Dituding Terima Fee, Ketua Komisi A Ariyanto Hendrata: Ahok Fitnah Anggota DPRD Kota Bekasi 

BERITA BEKASI – Ketua Komisi A DPRD Kota Bekasi Ariyanto Hendrata menuding Gubernur DKI Jakarta sengaja menghindar dari subtansi persoalan terkait pelanggaran atas MoU (Memorandum of Understanding) dalam pengelolaan dan pengangkutan sampah milik DKI di TPST Bantargebang Kota Bekasi yang kemudian Ahok menuding balik Anggota DPRD Kota Bekasi diduga terima jatah fee dari PT Godang Tua Jaya (GTJ lantaran  DPRD Kota Bekasi terkesan membela PT GTJ saat ada persoalan dengan Pemprov DKI.

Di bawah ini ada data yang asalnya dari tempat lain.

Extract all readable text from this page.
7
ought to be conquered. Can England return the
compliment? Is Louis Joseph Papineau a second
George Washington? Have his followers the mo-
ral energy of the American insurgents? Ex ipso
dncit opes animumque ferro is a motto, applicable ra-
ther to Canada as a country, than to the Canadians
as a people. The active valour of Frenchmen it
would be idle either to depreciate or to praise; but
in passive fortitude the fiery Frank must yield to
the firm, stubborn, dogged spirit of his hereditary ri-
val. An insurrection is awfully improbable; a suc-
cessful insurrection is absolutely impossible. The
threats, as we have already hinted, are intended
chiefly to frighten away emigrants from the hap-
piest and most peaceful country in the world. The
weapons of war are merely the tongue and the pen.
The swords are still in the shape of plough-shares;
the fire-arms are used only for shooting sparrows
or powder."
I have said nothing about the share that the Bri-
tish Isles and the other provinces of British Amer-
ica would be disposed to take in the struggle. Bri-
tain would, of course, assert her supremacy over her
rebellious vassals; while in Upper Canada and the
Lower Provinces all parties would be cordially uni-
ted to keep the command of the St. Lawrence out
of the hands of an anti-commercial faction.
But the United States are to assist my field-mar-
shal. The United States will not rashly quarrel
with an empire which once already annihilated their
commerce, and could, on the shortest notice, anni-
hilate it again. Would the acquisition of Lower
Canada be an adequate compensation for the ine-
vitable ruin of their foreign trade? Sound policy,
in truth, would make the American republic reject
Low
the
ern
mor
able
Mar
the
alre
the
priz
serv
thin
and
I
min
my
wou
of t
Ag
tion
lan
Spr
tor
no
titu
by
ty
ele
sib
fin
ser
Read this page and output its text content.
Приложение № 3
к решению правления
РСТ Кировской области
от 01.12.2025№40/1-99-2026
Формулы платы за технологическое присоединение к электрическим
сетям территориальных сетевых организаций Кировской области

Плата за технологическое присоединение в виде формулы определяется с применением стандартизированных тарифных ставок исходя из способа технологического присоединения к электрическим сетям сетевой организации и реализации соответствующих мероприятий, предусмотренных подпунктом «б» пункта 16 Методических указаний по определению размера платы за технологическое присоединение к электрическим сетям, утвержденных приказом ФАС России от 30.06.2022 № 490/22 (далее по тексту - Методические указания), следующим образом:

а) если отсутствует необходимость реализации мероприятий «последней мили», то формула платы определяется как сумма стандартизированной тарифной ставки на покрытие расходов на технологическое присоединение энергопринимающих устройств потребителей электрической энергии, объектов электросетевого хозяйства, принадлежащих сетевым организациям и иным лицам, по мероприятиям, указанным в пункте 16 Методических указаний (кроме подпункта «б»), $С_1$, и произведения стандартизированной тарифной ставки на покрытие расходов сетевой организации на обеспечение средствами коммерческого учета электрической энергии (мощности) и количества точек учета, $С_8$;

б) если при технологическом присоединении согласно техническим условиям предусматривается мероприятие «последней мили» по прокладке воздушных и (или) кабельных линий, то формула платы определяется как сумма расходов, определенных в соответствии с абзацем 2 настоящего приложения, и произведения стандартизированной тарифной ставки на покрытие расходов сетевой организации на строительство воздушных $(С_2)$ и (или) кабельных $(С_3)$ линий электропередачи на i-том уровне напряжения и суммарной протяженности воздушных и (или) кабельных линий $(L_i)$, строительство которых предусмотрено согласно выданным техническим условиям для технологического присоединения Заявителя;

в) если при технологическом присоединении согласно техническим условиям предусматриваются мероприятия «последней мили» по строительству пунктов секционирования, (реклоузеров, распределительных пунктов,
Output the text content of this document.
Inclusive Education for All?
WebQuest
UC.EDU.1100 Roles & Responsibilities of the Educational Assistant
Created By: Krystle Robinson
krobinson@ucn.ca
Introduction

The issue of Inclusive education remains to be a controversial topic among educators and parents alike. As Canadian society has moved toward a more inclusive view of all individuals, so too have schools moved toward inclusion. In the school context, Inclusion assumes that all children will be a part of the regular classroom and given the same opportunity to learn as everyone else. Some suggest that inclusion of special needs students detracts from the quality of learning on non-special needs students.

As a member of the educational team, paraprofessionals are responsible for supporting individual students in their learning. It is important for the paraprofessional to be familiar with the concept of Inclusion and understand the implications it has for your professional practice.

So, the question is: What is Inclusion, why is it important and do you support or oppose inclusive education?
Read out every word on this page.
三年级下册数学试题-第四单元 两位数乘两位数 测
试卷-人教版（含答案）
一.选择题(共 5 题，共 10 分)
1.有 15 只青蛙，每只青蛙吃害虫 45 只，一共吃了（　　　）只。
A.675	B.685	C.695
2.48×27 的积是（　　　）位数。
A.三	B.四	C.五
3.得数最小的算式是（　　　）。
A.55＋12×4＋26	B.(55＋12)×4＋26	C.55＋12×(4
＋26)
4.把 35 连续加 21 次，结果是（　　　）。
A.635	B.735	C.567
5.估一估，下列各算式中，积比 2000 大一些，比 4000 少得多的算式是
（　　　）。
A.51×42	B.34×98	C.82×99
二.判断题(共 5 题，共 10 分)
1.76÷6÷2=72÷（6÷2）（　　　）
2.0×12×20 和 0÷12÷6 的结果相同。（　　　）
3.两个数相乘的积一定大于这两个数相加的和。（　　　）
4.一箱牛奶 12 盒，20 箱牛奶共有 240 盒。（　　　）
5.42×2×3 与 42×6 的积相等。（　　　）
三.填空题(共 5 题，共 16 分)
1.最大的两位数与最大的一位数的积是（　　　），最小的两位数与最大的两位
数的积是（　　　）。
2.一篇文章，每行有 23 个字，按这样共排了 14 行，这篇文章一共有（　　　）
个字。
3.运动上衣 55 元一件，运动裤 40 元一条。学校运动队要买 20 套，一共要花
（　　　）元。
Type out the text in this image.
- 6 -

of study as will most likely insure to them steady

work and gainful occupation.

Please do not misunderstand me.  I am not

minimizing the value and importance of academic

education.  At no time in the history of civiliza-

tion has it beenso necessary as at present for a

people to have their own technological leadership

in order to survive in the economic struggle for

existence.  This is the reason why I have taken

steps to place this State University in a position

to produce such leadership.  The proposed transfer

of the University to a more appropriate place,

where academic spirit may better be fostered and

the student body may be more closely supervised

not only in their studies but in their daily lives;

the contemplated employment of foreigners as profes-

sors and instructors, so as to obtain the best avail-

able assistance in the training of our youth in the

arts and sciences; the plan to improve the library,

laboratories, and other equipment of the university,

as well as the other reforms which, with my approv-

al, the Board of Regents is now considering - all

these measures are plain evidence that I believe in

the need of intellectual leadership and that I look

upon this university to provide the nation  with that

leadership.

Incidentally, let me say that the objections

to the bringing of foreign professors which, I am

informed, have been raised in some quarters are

“Soal itu fitnah, dan Ahok itu mau lari dari substansi masalah, kami fokus mengawasi isi MoU antara Pemkot Bekasi dan DKI Jakarta soal sampah,” ujar Ariyanto kepada Beritaekspres.com, Sabtu (24/2015) kemarin.

Dalam MoU tersebut sambung Politisi dari PKS ini, terdapat pelanggaran – pelanggaran yang dilakukan Pemprov DKI Jakarta kepada Pemkot Bekasi. “Kami menemukan ada pelanggaran yang harus di klarifikasi oleh Gubernur DKI,” tegasnya.

Jadi menurut Ariyanto, Gubernur DKI Basuki Tjahya Purnama atau biasa disapa Ahok itu menjawab apa yang ditemukan DPRD Kota Bekasi atas beberapa pelanggaran. “Ahok jawab saja tudingan saya itu, jangan justru mengalihkan isu,” sindirnya.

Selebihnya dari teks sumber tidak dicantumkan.